4) Infine lo Spirito è autore, guida della nostra preghiera, e la nostra preghiera è nello Spirito anche perché ci fa trovare insieme, ci vivifica come corpo di Chiesa e ci fa pregare insieme in assemblea. Come dice Padre Mollat: le religioni diverse dal Cristianesimo hanno insegnato altissime preghiere individuali, ma non la capacità di perdersi e fondersi in una preghiera pubblica e corale che abbia questa qualità di fede.

Questo è il dono dello Spirito. La preghiera cristiana non è una somma di preghiere individuali, bensì una fusione di cuori nell’unità, animati dall’unico Spirito.

Si entra nel vero senso della preghiera cristiana quando ci mescoliamo alle sofferenze degli altri, coinvolgendoci in esse, uscendo da noi stessi, dal nostro individualismo, per lasciarci salvare insieme e farci visitare insieme dallo Spirito.

Veniamo alla domanda finale: “Quale preghiera, Signore, vuoi tu da me?”.

La preghiera a cui dobbiamo tendere e sulla quale verificarci, è la preghiera del pubblicano, cioè quella di chi, non riconoscendo niente in sé e nemmeno la capacità di pregare, si abbandona alla potenza e alla misericordia di Dio; sentiremo anche in noi la lode per la misericordia di Dio, non una lode sforzata, ma la lode di chi si sente graziato. Nasce così quella conformità piena che ci fa uscire da sé per perdersi e lasciarsi morire nelle mani di Dio. Questo è sperimentare veramente la preghiera e, quando riusciamo a farlo comunitariamente nel pieno coinvolgimento di noi stessi, la preghiera diventa un lasciarci insieme afferrare da Dio, mettendo noi stessi nelle Sue mani, arresi alla Sua potenza.

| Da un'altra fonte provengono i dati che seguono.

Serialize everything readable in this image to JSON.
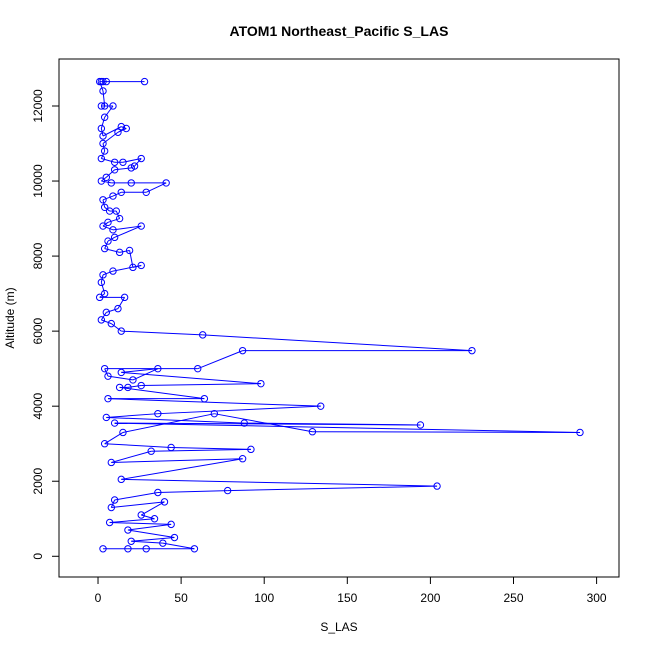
{
  "chart_data": {
    "type": "line",
    "title": "ATOM1 Northeast_Pacific S_LAS",
    "xlabel": "S_LAS",
    "ylabel": "Altitude (m)",
    "xlim": [
      -10,
      300
    ],
    "ylim": [
      0,
      12700
    ],
    "xticks": [
      0,
      50,
      100,
      150,
      200,
      250,
      300
    ],
    "yticks": [
      0,
      2000,
      4000,
      6000,
      8000,
      10000,
      12000
    ],
    "grid": false,
    "legend": "none",
    "marker": "open-circle",
    "series_color": "#0000ff",
    "series": [
      {
        "points": [
          [
            28,
            12650
          ],
          [
            5,
            12650
          ],
          [
            3,
            12650
          ],
          [
            2,
            12650
          ],
          [
            1,
            12650
          ],
          [
            3,
            12400
          ],
          [
            4,
            12000
          ],
          [
            2,
            12000
          ],
          [
            9,
            12000
          ],
          [
            4,
            11700
          ],
          [
            2,
            11400
          ],
          [
            3,
            11200
          ],
          [
            14,
            11450
          ],
          [
            17,
            11400
          ],
          [
            12,
            11300
          ],
          [
            3,
            11000
          ],
          [
            4,
            10800
          ],
          [
            2,
            10600
          ],
          [
            10,
            10500
          ],
          [
            15,
            10500
          ],
          [
            26,
            10600
          ],
          [
            22,
            10400
          ],
          [
            20,
            10350
          ],
          [
            10,
            10300
          ],
          [
            5,
            10100
          ],
          [
            2,
            10000
          ],
          [
            8,
            9950
          ],
          [
            20,
            9950
          ],
          [
            41,
            9950
          ],
          [
            29,
            9700
          ],
          [
            14,
            9700
          ],
          [
            9,
            9600
          ],
          [
            3,
            9500
          ],
          [
            4,
            9300
          ],
          [
            7,
            9200
          ],
          [
            11,
            9200
          ],
          [
            13,
            9000
          ],
          [
            6,
            8900
          ],
          [
            3,
            8800
          ],
          [
            9,
            8700
          ],
          [
            26,
            8800
          ],
          [
            10,
            8500
          ],
          [
            6,
            8400
          ],
          [
            4,
            8200
          ],
          [
            13,
            8100
          ],
          [
            19,
            8150
          ],
          [
            21,
            7700
          ],
          [
            26,
            7750
          ],
          [
            9,
            7600
          ],
          [
            3,
            7500
          ],
          [
            2,
            7300
          ],
          [
            4,
            7000
          ],
          [
            1,
            6900
          ],
          [
            16,
            6900
          ],
          [
            12,
            6600
          ],
          [
            5,
            6500
          ],
          [
            2,
            6300
          ],
          [
            8,
            6200
          ],
          [
            14,
            6000
          ],
          [
            63,
            5900
          ],
          [
            225,
            5480
          ],
          [
            87,
            5480
          ],
          [
            60,
            5000
          ],
          [
            4,
            5000
          ],
          [
            6,
            4800
          ],
          [
            21,
            4700
          ],
          [
            36,
            5000
          ],
          [
            14,
            4900
          ],
          [
            98,
            4600
          ],
          [
            26,
            4550
          ],
          [
            18,
            4500
          ],
          [
            13,
            4500
          ],
          [
            64,
            4200
          ],
          [
            6,
            4200
          ],
          [
            134,
            4000
          ],
          [
            36,
            3800
          ],
          [
            5,
            3700
          ],
          [
            88,
            3550
          ],
          [
            194,
            3500
          ],
          [
            10,
            3550
          ],
          [
            290,
            3300
          ],
          [
            129,
            3320
          ],
          [
            70,
            3800
          ],
          [
            15,
            3300
          ],
          [
            4,
            3000
          ],
          [
            44,
            2900
          ],
          [
            92,
            2850
          ],
          [
            32,
            2800
          ],
          [
            8,
            2500
          ],
          [
            87,
            2600
          ],
          [
            14,
            2050
          ],
          [
            204,
            1870
          ],
          [
            78,
            1750
          ],
          [
            36,
            1700
          ],
          [
            10,
            1500
          ],
          [
            8,
            1300
          ],
          [
            40,
            1450
          ],
          [
            26,
            1100
          ],
          [
            34,
            1000
          ],
          [
            7,
            900
          ],
          [
            44,
            850
          ],
          [
            18,
            700
          ],
          [
            46,
            500
          ],
          [
            20,
            400
          ],
          [
            39,
            350
          ],
          [
            58,
            200
          ],
          [
            29,
            200
          ],
          [
            18,
            200
          ],
          [
            3,
            200
          ]
        ]
      }
    ]
  }
}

Chiediamo quindi al Signore:

che la Sua potenza ci afferri, ci insegni a pregare;

che ci insegni a non voler proiettare noi stessi nella preghiera, le nostre preoccupazioni, i nostri desideri;

che dia a ciascuno di noi quella pienezza di Spirito che ci strappi da noi stessi e ci faccia sperimentare nella preghiera la morte, cioè l’uscita da noi, e la nostra preghiera divenga il momento in cui viviamo il dono perfetto di noi stessi, e il dono che Dio ci dà la Grazia di compiere.